The Toll-like receptor 4 (TLR4) is a membrane-spanning protein distantly related to the IL1 receptor. Both CD14 and members of the Toll family contain multiple leucine-rich repeats. In addition, the latter possess a Toll-homology domain in the cytoplasmic tail, which is important in the generation of a transmembrane signal linked to LPS-induced cell activation. Of all Toll family members, TLR4 is probably the exclusive receptor for LPS from most Gram negative organisms.
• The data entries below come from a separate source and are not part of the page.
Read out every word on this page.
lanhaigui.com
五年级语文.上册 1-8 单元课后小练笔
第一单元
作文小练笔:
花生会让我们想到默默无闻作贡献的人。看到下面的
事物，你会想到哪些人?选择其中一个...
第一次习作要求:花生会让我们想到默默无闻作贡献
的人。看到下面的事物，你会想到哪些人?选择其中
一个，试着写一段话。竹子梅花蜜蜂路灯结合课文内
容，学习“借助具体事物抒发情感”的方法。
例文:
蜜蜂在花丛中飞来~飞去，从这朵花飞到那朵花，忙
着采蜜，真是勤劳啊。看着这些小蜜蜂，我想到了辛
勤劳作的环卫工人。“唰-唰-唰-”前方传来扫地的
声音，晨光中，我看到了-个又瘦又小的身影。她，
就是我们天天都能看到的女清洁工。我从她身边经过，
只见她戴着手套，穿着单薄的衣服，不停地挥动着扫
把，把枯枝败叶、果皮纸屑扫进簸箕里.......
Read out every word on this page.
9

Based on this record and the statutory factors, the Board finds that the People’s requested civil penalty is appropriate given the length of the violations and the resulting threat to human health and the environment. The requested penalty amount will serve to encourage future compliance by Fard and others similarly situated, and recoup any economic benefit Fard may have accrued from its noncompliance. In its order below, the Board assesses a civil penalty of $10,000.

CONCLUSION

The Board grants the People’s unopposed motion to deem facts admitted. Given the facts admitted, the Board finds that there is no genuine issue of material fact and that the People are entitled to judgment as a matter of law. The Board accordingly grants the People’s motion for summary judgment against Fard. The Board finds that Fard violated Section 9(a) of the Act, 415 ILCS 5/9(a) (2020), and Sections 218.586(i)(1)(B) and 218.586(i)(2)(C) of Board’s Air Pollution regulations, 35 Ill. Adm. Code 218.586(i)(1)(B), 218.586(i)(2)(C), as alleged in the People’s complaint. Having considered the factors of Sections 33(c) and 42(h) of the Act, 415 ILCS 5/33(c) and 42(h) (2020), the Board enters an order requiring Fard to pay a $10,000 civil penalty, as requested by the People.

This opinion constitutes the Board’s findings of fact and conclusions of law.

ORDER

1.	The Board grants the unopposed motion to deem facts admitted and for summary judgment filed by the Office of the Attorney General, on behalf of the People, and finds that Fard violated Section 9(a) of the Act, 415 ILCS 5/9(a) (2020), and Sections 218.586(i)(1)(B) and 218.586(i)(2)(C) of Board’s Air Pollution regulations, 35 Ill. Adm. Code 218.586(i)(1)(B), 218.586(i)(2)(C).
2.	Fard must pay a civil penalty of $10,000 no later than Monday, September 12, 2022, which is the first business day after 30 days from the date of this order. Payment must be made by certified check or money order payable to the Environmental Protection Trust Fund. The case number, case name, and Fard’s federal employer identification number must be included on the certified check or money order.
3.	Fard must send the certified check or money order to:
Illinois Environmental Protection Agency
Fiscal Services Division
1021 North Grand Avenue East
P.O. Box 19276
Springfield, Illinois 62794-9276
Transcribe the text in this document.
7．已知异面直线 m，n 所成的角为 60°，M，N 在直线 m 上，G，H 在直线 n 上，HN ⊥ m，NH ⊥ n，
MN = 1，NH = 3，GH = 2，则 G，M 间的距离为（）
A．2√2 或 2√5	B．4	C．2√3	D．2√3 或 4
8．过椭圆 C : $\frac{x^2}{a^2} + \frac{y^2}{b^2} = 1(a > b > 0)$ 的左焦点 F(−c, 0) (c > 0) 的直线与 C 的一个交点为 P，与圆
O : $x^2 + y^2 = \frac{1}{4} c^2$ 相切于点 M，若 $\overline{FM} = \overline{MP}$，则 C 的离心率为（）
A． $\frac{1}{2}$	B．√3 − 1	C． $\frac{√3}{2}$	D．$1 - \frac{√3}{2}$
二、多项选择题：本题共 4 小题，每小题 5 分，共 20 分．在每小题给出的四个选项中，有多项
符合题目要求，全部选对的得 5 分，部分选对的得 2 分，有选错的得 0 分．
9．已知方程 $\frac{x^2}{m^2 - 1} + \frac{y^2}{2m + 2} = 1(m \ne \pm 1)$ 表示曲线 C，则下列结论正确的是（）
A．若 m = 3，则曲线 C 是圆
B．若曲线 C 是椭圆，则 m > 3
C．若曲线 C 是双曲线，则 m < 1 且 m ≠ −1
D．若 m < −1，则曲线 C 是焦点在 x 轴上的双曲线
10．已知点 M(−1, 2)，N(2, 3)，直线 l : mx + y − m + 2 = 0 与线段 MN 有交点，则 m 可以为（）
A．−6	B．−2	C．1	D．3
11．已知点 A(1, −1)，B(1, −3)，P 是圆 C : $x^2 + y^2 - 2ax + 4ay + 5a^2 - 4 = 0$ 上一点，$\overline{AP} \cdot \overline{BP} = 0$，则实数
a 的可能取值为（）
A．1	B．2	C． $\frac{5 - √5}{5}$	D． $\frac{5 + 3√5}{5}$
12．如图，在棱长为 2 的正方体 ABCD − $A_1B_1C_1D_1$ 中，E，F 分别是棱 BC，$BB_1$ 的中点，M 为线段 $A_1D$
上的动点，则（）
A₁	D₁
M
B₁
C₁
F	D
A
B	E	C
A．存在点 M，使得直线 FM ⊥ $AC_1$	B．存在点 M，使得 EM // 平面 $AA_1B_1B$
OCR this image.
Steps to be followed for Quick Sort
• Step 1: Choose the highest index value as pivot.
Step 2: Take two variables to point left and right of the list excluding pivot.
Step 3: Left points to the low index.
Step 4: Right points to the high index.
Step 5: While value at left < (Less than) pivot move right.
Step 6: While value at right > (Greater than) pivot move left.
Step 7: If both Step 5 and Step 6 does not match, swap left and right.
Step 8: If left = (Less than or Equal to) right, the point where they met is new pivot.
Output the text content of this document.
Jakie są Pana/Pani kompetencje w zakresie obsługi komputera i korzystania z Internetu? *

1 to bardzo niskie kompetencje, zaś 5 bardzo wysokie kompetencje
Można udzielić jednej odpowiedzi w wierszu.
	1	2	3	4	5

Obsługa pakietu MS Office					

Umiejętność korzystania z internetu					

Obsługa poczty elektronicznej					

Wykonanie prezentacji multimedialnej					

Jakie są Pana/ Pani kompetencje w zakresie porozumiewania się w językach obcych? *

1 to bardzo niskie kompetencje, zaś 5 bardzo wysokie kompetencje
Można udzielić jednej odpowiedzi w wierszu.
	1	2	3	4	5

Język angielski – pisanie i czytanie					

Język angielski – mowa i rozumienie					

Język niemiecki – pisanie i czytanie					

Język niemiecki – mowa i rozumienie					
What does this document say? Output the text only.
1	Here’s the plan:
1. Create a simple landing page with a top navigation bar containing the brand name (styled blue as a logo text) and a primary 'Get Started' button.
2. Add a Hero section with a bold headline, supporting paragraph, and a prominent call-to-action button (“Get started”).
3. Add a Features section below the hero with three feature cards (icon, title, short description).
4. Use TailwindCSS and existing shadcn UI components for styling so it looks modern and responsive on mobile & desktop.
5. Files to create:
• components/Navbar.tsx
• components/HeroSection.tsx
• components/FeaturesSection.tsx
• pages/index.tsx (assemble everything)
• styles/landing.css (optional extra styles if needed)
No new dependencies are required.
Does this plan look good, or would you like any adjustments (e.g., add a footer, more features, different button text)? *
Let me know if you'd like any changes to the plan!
Toll-like receptor 4 and lymphocyte antigen 96 (LY96, also known as myeloid differentiation factor 2 (MD2)) form a heterodimer that specifically recognizes structurally diverse LPS molecules. A structural study of TLR4:LY96 complex revealed that LY96 (MD2) interaction with TLR4 relies on hydrogen and electrostatic bonds (Kim HM et al, 2007). LPS binds to the hydrophobic pocket of LY96 and directly mediates the dimerization of the two TLR4:LY96 complexes in a symmetrical manner. Both hydrophobic and hydrophilic interactions contribute to the main dimerization interaction between LY96, LPS and TLR4 multimer components. The phosphate groups of LPS also contribute to the receptor multimerization by forming ionic interactions with positively charged residues of TLR4 and LY96. (Park BS et al, 2009).
The activated TLR4 receptor is composed of two copies of the TLR4:LY96:LPS complex and initiates signal transduction by recruiting intracellular adaptor molecules.